Tuesday, April 1, 2008
The journey home
I know my humom and friends are anxious to hear an update in the ongoing investigation. So far no word. People have been kind enough to write to the sheriff, lead investigator and county chairman on my behalf. I will relay whatever news comes my way.
I will be leaving my foster home and going to my new family on April 5th. It will truly feel like spring for me, a new chance, a new beginning with humans and furkins to call my own.

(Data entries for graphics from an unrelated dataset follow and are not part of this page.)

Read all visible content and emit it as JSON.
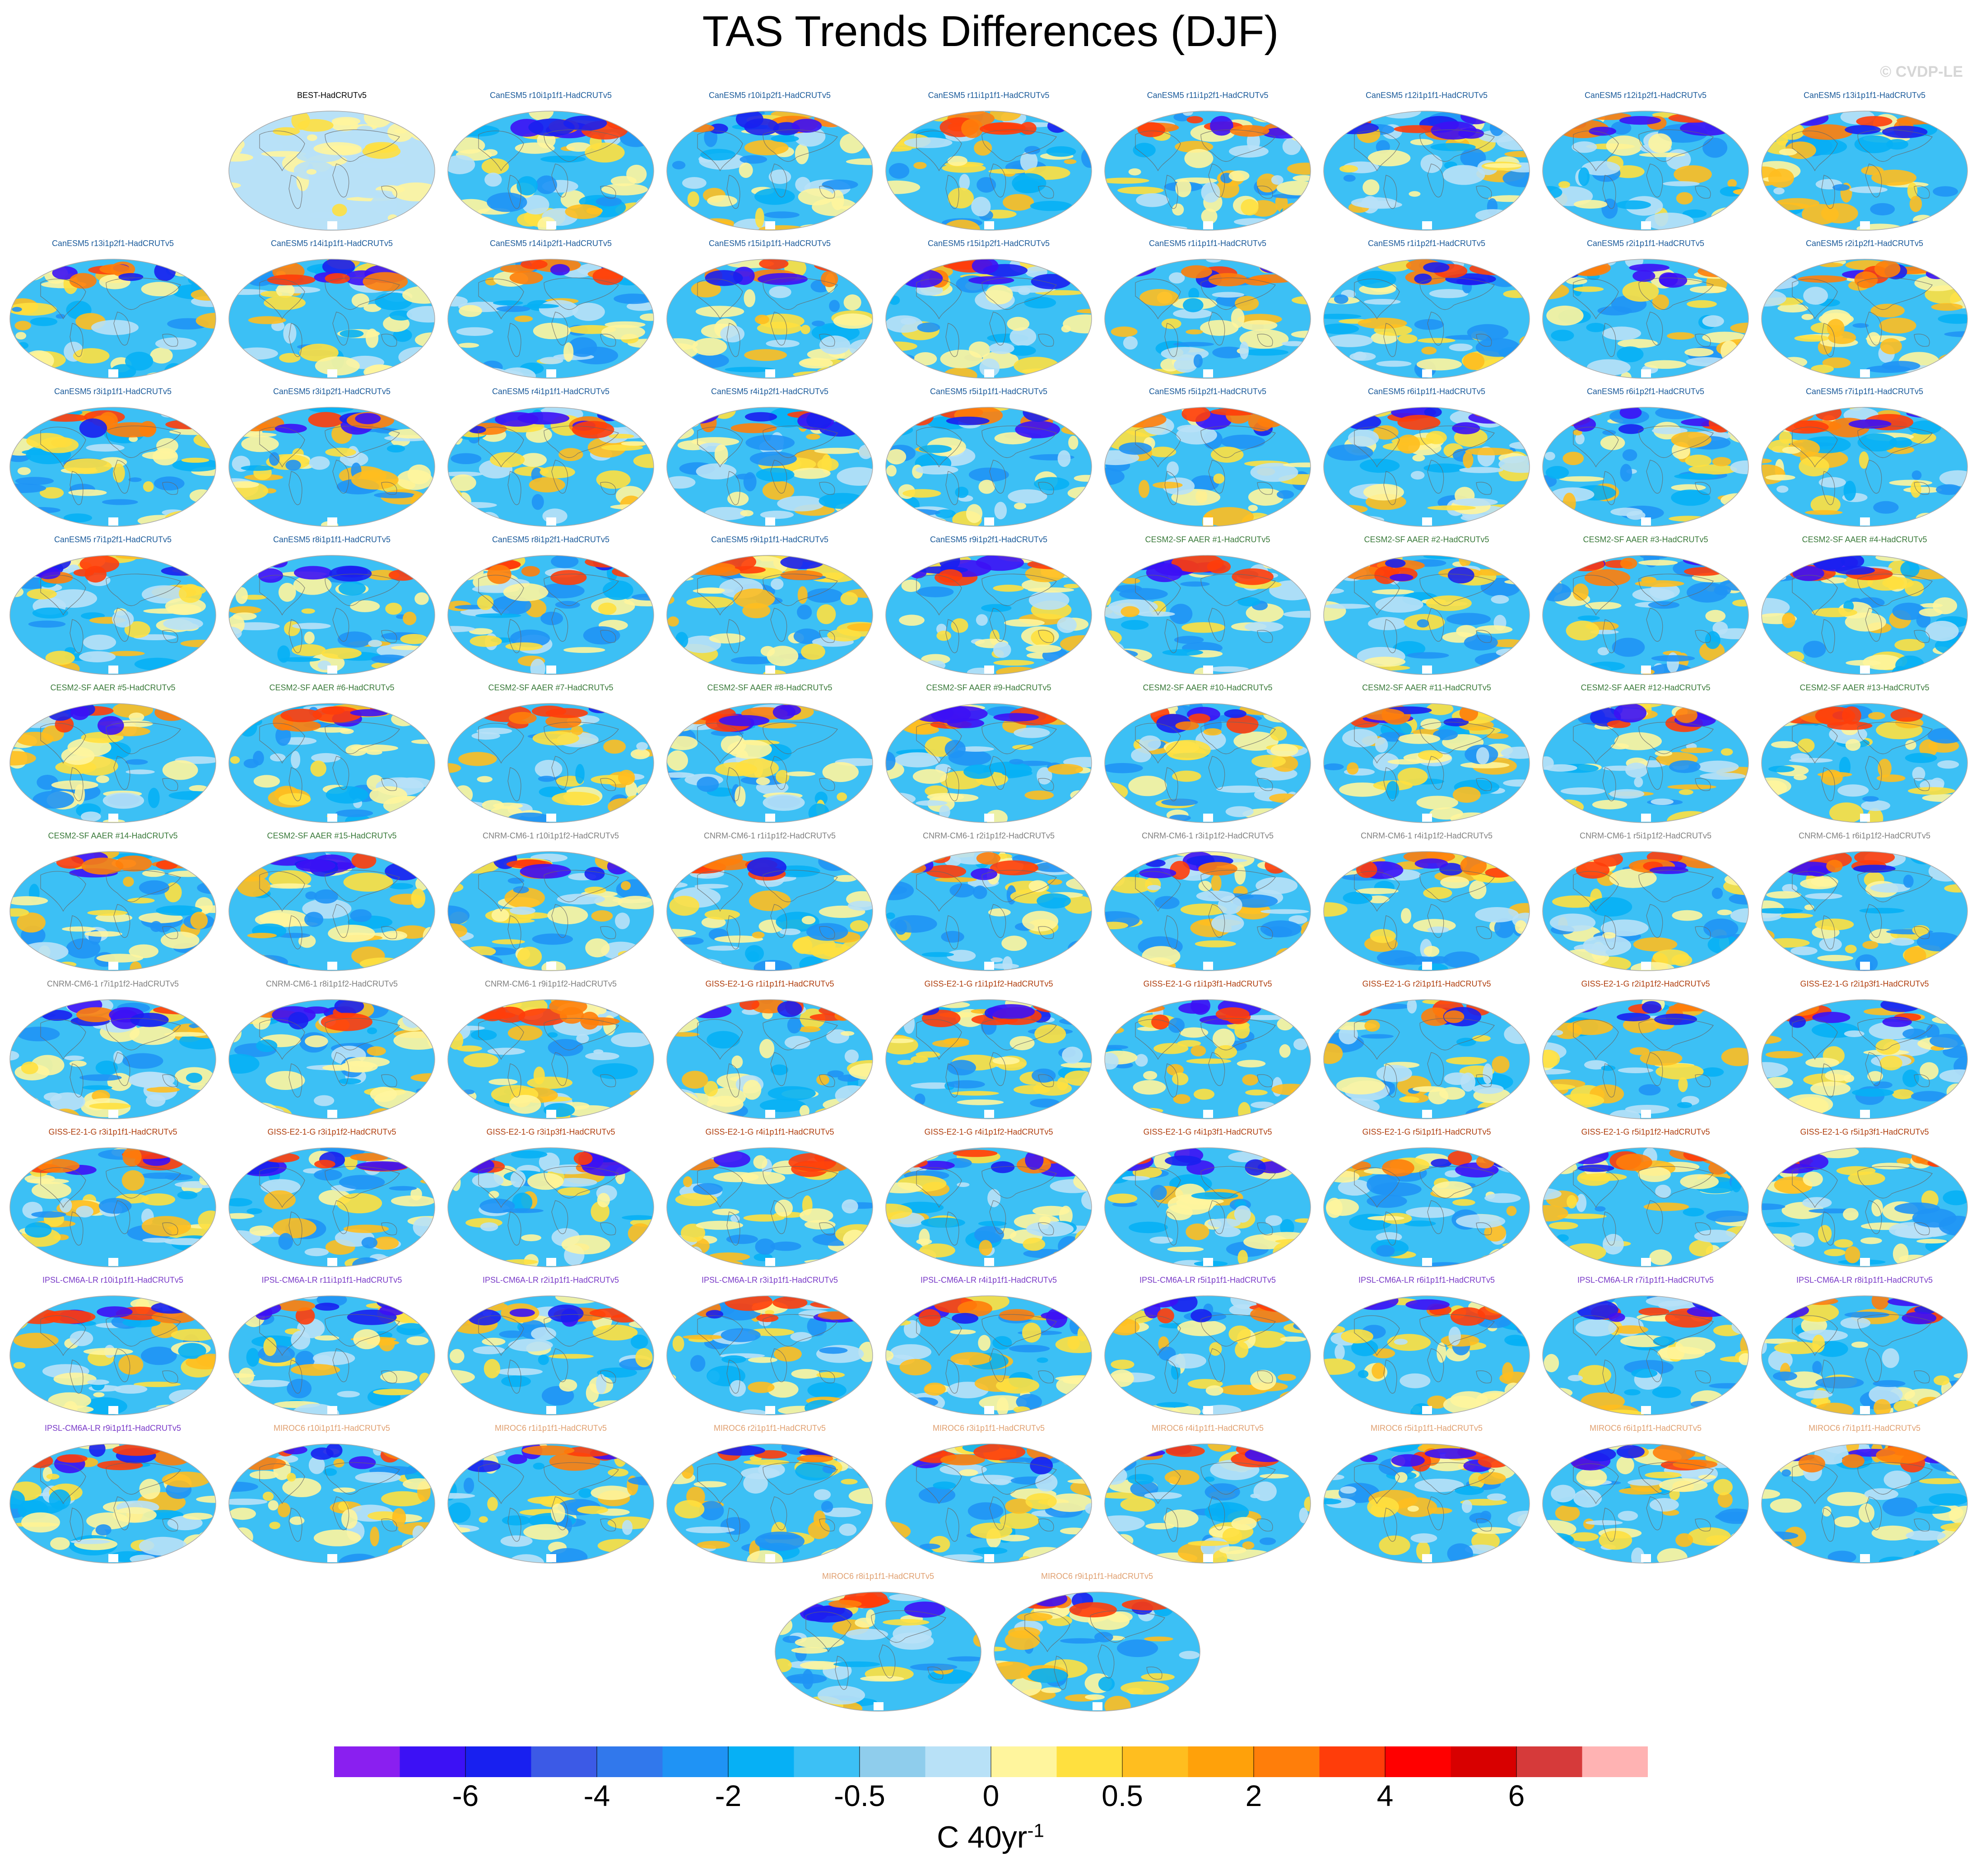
{
  "title": "TAS Trends Differences (DJF)",
  "copyright": "© CVDP-LE",
  "chart_data": {
    "type": "heatmap",
    "title": "TAS Trends Differences (DJF)",
    "colorbar": {
      "units_base": "C 40yr",
      "units_exp": "-1",
      "colors": [
        "#8a1ff0",
        "#3c11f5",
        "#1820f0",
        "#3c5ae6",
        "#3178ec",
        "#1f93f5",
        "#06b0f5",
        "#3cc0f5",
        "#8fcdec",
        "#b8e1f7",
        "#fff59d",
        "#ffe03f",
        "#ffbe1f",
        "#ffa10a",
        "#ff7e0a",
        "#ff3d0a",
        "#ff0000",
        "#d80000",
        "#d63a3a",
        "#ffb3b3"
      ],
      "tick_labels": [
        "-6",
        "-4",
        "-2",
        "-0.5",
        "0",
        "0.5",
        "2",
        "4",
        "6"
      ],
      "tick_boundaries": [
        2,
        4,
        6,
        8,
        10,
        12,
        14,
        16,
        18
      ]
    },
    "panels": [
      {
        "label": "BEST-HadCRUTv5",
        "group": "obs"
      },
      {
        "label": "CanESM5 r10i1p1f1-HadCRUTv5",
        "group": "CanESM5"
      },
      {
        "label": "CanESM5 r10i1p2f1-HadCRUTv5",
        "group": "CanESM5"
      },
      {
        "label": "CanESM5 r11i1p1f1-HadCRUTv5",
        "group": "CanESM5"
      },
      {
        "label": "CanESM5 r11i1p2f1-HadCRUTv5",
        "group": "CanESM5"
      },
      {
        "label": "CanESM5 r12i1p1f1-HadCRUTv5",
        "group": "CanESM5"
      },
      {
        "label": "CanESM5 r12i1p2f1-HadCRUTv5",
        "group": "CanESM5"
      },
      {
        "label": "CanESM5 r13i1p1f1-HadCRUTv5",
        "group": "CanESM5"
      },
      {
        "label": "CanESM5 r13i1p2f1-HadCRUTv5",
        "group": "CanESM5"
      },
      {
        "label": "CanESM5 r14i1p1f1-HadCRUTv5",
        "group": "CanESM5"
      },
      {
        "label": "CanESM5 r14i1p2f1-HadCRUTv5",
        "group": "CanESM5"
      },
      {
        "label": "CanESM5 r15i1p1f1-HadCRUTv5",
        "group": "CanESM5"
      },
      {
        "label": "CanESM5 r15i1p2f1-HadCRUTv5",
        "group": "CanESM5"
      },
      {
        "label": "CanESM5 r1i1p1f1-HadCRUTv5",
        "group": "CanESM5"
      },
      {
        "label": "CanESM5 r1i1p2f1-HadCRUTv5",
        "group": "CanESM5"
      },
      {
        "label": "CanESM5 r2i1p1f1-HadCRUTv5",
        "group": "CanESM5"
      },
      {
        "label": "CanESM5 r2i1p2f1-HadCRUTv5",
        "group": "CanESM5"
      },
      {
        "label": "CanESM5 r3i1p1f1-HadCRUTv5",
        "group": "CanESM5"
      },
      {
        "label": "CanESM5 r3i1p2f1-HadCRUTv5",
        "group": "CanESM5"
      },
      {
        "label": "CanESM5 r4i1p1f1-HadCRUTv5",
        "group": "CanESM5"
      },
      {
        "label": "CanESM5 r4i1p2f1-HadCRUTv5",
        "group": "CanESM5"
      },
      {
        "label": "CanESM5 r5i1p1f1-HadCRUTv5",
        "group": "CanESM5"
      },
      {
        "label": "CanESM5 r5i1p2f1-HadCRUTv5",
        "group": "CanESM5"
      },
      {
        "label": "CanESM5 r6i1p1f1-HadCRUTv5",
        "group": "CanESM5"
      },
      {
        "label": "CanESM5 r6i1p2f1-HadCRUTv5",
        "group": "CanESM5"
      },
      {
        "label": "CanESM5 r7i1p1f1-HadCRUTv5",
        "group": "CanESM5"
      },
      {
        "label": "CanESM5 r7i1p2f1-HadCRUTv5",
        "group": "CanESM5"
      },
      {
        "label": "CanESM5 r8i1p1f1-HadCRUTv5",
        "group": "CanESM5"
      },
      {
        "label": "CanESM5 r8i1p2f1-HadCRUTv5",
        "group": "CanESM5"
      },
      {
        "label": "CanESM5 r9i1p1f1-HadCRUTv5",
        "group": "CanESM5"
      },
      {
        "label": "CanESM5 r9i1p2f1-HadCRUTv5",
        "group": "CanESM5"
      },
      {
        "label": "CESM2-SF AAER #1-HadCRUTv5",
        "group": "CESM2"
      },
      {
        "label": "CESM2-SF AAER #2-HadCRUTv5",
        "group": "CESM2"
      },
      {
        "label": "CESM2-SF AAER #3-HadCRUTv5",
        "group": "CESM2"
      },
      {
        "label": "CESM2-SF AAER #4-HadCRUTv5",
        "group": "CESM2"
      },
      {
        "label": "CESM2-SF AAER #5-HadCRUTv5",
        "group": "CESM2"
      },
      {
        "label": "CESM2-SF AAER #6-HadCRUTv5",
        "group": "CESM2"
      },
      {
        "label": "CESM2-SF AAER #7-HadCRUTv5",
        "group": "CESM2"
      },
      {
        "label": "CESM2-SF AAER #8-HadCRUTv5",
        "group": "CESM2"
      },
      {
        "label": "CESM2-SF AAER #9-HadCRUTv5",
        "group": "CESM2"
      },
      {
        "label": "CESM2-SF AAER #10-HadCRUTv5",
        "group": "CESM2"
      },
      {
        "label": "CESM2-SF AAER #11-HadCRUTv5",
        "group": "CESM2"
      },
      {
        "label": "CESM2-SF AAER #12-HadCRUTv5",
        "group": "CESM2"
      },
      {
        "label": "CESM2-SF AAER #13-HadCRUTv5",
        "group": "CESM2"
      },
      {
        "label": "CESM2-SF AAER #14-HadCRUTv5",
        "group": "CESM2"
      },
      {
        "label": "CESM2-SF AAER #15-HadCRUTv5",
        "group": "CESM2"
      },
      {
        "label": "CNRM-CM6-1 r10i1p1f2-HadCRUTv5",
        "group": "CNRM"
      },
      {
        "label": "CNRM-CM6-1 r1i1p1f2-HadCRUTv5",
        "group": "CNRM"
      },
      {
        "label": "CNRM-CM6-1 r2i1p1f2-HadCRUTv5",
        "group": "CNRM"
      },
      {
        "label": "CNRM-CM6-1 r3i1p1f2-HadCRUTv5",
        "group": "CNRM"
      },
      {
        "label": "CNRM-CM6-1 r4i1p1f2-HadCRUTv5",
        "group": "CNRM"
      },
      {
        "label": "CNRM-CM6-1 r5i1p1f2-HadCRUTv5",
        "group": "CNRM"
      },
      {
        "label": "CNRM-CM6-1 r6i1p1f2-HadCRUTv5",
        "group": "CNRM"
      },
      {
        "label": "CNRM-CM6-1 r7i1p1f2-HadCRUTv5",
        "group": "CNRM"
      },
      {
        "label": "CNRM-CM6-1 r8i1p1f2-HadCRUTv5",
        "group": "CNRM"
      },
      {
        "label": "CNRM-CM6-1 r9i1p1f2-HadCRUTv5",
        "group": "CNRM"
      },
      {
        "label": "GISS-E2-1-G r1i1p1f1-HadCRUTv5",
        "group": "GISS"
      },
      {
        "label": "GISS-E2-1-G r1i1p1f2-HadCRUTv5",
        "group": "GISS"
      },
      {
        "label": "GISS-E2-1-G r1i1p3f1-HadCRUTv5",
        "group": "GISS"
      },
      {
        "label": "GISS-E2-1-G r2i1p1f1-HadCRUTv5",
        "group": "GISS"
      },
      {
        "label": "GISS-E2-1-G r2i1p1f2-HadCRUTv5",
        "group": "GISS"
      },
      {
        "label": "GISS-E2-1-G r2i1p3f1-HadCRUTv5",
        "group": "GISS"
      },
      {
        "label": "GISS-E2-1-G r3i1p1f1-HadCRUTv5",
        "group": "GISS"
      },
      {
        "label": "GISS-E2-1-G r3i1p1f2-HadCRUTv5",
        "group": "GISS"
      },
      {
        "label": "GISS-E2-1-G r3i1p3f1-HadCRUTv5",
        "group": "GISS"
      },
      {
        "label": "GISS-E2-1-G r4i1p1f1-HadCRUTv5",
        "group": "GISS"
      },
      {
        "label": "GISS-E2-1-G r4i1p1f2-HadCRUTv5",
        "group": "GISS"
      },
      {
        "label": "GISS-E2-1-G r4i1p3f1-HadCRUTv5",
        "group": "GISS"
      },
      {
        "label": "GISS-E2-1-G r5i1p1f1-HadCRUTv5",
        "group": "GISS"
      },
      {
        "label": "GISS-E2-1-G r5i1p1f2-HadCRUTv5",
        "group": "GISS"
      },
      {
        "label": "GISS-E2-1-G r5i1p3f1-HadCRUTv5",
        "group": "GISS"
      },
      {
        "label": "IPSL-CM6A-LR r10i1p1f1-HadCRUTv5",
        "group": "IPSL"
      },
      {
        "label": "IPSL-CM6A-LR r11i1p1f1-HadCRUTv5",
        "group": "IPSL"
      },
      {
        "label": "IPSL-CM6A-LR r2i1p1f1-HadCRUTv5",
        "group": "IPSL"
      },
      {
        "label": "IPSL-CM6A-LR r3i1p1f1-HadCRUTv5",
        "group": "IPSL"
      },
      {
        "label": "IPSL-CM6A-LR r4i1p1f1-HadCRUTv5",
        "group": "IPSL"
      },
      {
        "label": "IPSL-CM6A-LR r5i1p1f1-HadCRUTv5",
        "group": "IPSL"
      },
      {
        "label": "IPSL-CM6A-LR r6i1p1f1-HadCRUTv5",
        "group": "IPSL"
      },
      {
        "label": "IPSL-CM6A-LR r7i1p1f1-HadCRUTv5",
        "group": "IPSL"
      },
      {
        "label": "IPSL-CM6A-LR r8i1p1f1-HadCRUTv5",
        "group": "IPSL"
      },
      {
        "label": "IPSL-CM6A-LR r9i1p1f1-HadCRUTv5",
        "group": "IPSL"
      },
      {
        "label": "MIROC6 r10i1p1f1-HadCRUTv5",
        "group": "MIROC6"
      },
      {
        "label": "MIROC6 r1i1p1f1-HadCRUTv5",
        "group": "MIROC6"
      },
      {
        "label": "MIROC6 r2i1p1f1-HadCRUTv5",
        "group": "MIROC6"
      },
      {
        "label": "MIROC6 r3i1p1f1-HadCRUTv5",
        "group": "MIROC6"
      },
      {
        "label": "MIROC6 r4i1p1f1-HadCRUTv5",
        "group": "MIROC6"
      },
      {
        "label": "MIROC6 r5i1p1f1-HadCRUTv5",
        "group": "MIROC6"
      },
      {
        "label": "MIROC6 r6i1p1f1-HadCRUTv5",
        "group": "MIROC6"
      },
      {
        "label": "MIROC6 r7i1p1f1-HadCRUTv5",
        "group": "MIROC6"
      },
      {
        "label": "MIROC6 r8i1p1f1-HadCRUTv5",
        "group": "MIROC6"
      },
      {
        "label": "MIROC6 r9i1p1f1-HadCRUTv5",
        "group": "MIROC6"
      }
    ],
    "group_label_colors": {
      "obs": "#000000",
      "CanESM5": "#1a5a9a",
      "CESM2": "#3a7a3a",
      "CNRM": "#808080",
      "GISS": "#b04010",
      "IPSL": "#7a3ac8",
      "MIROC6": "#e0a070"
    }
  }
}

I have a vet appointment on Monday and I know my new humom and vet will make the best plans for my recovery. The treatment is not going to be the quick kill kind. Is is much safer and for me it is the best cause I have been through so much. I will get a lot of blood work, x rays, then my humom and Dr. will talk. When my treatment begins I will have to stay in the hospital for 2 day. Then when I have the next round I will again be in the hospital. My humom could get the quick kill treatment done for about 300.00. She wants to go the safer route so I will get close care. She says I need this cause I have been in such bad condition. She was quoted the cost would be between 670.00 and 750.00. She will be getting a 10% discount off that cause I am a rescued dog. The clinic is Winder Corners Animal Clinic in Winder, Georgia. Although most of us pups dislike going to the vet I know I am very lucky to have this life saving opportunity.
When I was taken into the shelter, I was pregnant. Due to my poor health I gave birth to three still born pups. Fate could not change this event but hopefully it will be the end of my loss and sadness. A friend wrote a tribute for me and my lost babes and I find comfort in knowing one day I will be reunited with them.
"Rainbow Bridge's Special Delivery" by Lena Malik
What must have crossed your mind sweet Hannah, fighting to live yet trying to nourish your unborn. To give finally give birth and yet not hear whimpers or see movement for you patience and pain. Let me try to explain dear friend, Hannah the brave.
We all know of the Rainbow Bridge we will cross in our given time. We know beyond it is filled with dogs of all breeds, backgrounds and dispositions. There are dogs of all ages there that miraculously are bestowed the health they had as young, strong pups ready for anything and the endless possibilities of adventures and experiences.
But there is an occasion, few below the clouds know about because it is rarely shared. It is such a special occasion that it heralds all the pups to the gate. Making the trek from vast fields takes hours, perhaps even days but all hear the twinkling bells of the highest chorus that a special entry awaits. At the front of the line gather mother pups and matriarchs. Their balance of patience and nurture allows them to lead the welcome of all dogs waiting at the gates.
On the other side, behold, a basket. Tucked into the blanket are three tiny pups. Huddled together for safety and warmth with eyes still shut and warm puppy breaths. The gates open and the dogs move forward, silently and stoically for they know the gift presented here. These are the purest of souls, shaped on earth with a glimmer of time they were whisked away up towards the heavens. Because everyone knows who has ever befriended a dog that they seek to be a part of a family...what is family without the young and old. And all who have taken the time to know a dog recognizes how all guards are lowered when pups are involved. Over the Rainbow Bridge cannot be whole without the presence of newborn pups. For those who have lost their own at first breath, for those awaiting their children below, for those who battle trusting other grown dogs and those who wished to nurture, teach and guide. Their heaven would not be complete without such special gifts as pups who's journey was destined straight through the Rainbow Bridge. Don't worry Hannah, your babes will recognize you when they greet you at your time. And they will have the love and guidance of the dogs who have crossed and await with them for the most special homecoming and family reunion. So although we grieve such newfound loss on earth, high above a special gift awaits and will be treasured.